The aim of this study is to analyse the effects of a further closing of nutrient cycles in Dutch organic agriculture, based on the agronomic configuration of ‘complete’ organic production systems. The main focus is on the agricultural effects in terms of areas of the various sectors, land use within each sector, exchange of (by)products between sectors, productivity per ha and per animal, etc. under different scenarios related to the use of less favoured inputs from conventional agriculture or abroad. Economic aspects are only touched upon.
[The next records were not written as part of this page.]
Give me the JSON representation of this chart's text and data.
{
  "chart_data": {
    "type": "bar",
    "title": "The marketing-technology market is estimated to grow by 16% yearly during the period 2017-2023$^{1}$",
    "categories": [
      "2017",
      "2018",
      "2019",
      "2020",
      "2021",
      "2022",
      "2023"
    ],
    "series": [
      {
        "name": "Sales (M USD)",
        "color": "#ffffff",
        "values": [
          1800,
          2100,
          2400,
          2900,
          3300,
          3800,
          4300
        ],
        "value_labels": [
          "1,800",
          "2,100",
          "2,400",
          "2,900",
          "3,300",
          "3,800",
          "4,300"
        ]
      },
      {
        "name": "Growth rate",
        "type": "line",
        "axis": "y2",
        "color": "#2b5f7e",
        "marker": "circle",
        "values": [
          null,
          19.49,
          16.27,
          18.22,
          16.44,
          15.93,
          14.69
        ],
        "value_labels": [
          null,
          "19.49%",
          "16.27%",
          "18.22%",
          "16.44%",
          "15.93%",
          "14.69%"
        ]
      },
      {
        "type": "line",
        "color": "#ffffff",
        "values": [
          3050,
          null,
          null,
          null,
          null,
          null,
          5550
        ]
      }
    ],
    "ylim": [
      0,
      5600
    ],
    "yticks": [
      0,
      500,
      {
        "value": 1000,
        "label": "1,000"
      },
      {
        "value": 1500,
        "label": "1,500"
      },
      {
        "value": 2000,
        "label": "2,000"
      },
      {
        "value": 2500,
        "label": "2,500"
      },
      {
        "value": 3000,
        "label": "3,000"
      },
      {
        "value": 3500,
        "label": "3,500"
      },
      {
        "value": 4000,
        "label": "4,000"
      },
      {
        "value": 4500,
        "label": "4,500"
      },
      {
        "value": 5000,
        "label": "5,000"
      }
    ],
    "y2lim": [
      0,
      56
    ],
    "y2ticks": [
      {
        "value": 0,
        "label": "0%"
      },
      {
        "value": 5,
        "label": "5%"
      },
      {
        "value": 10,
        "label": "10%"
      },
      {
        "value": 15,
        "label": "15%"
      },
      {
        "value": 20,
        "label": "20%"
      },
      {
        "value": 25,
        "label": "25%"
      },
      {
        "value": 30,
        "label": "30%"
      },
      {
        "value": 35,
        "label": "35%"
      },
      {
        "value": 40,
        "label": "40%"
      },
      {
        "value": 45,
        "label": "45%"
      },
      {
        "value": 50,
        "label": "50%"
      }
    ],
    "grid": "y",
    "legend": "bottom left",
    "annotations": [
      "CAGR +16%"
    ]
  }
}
Modelling offers the opportunity to quantify organic agricultural systems in a transparent and consistent way. In this study we have developed a linear programming model to optimize the configuration of organic agricultural systems, given a set of constraints and selecting from a large number of ‘organic activities’. In this case the gross margin of the Dutch organic sector will be maximized.
A large amount of basic material is available.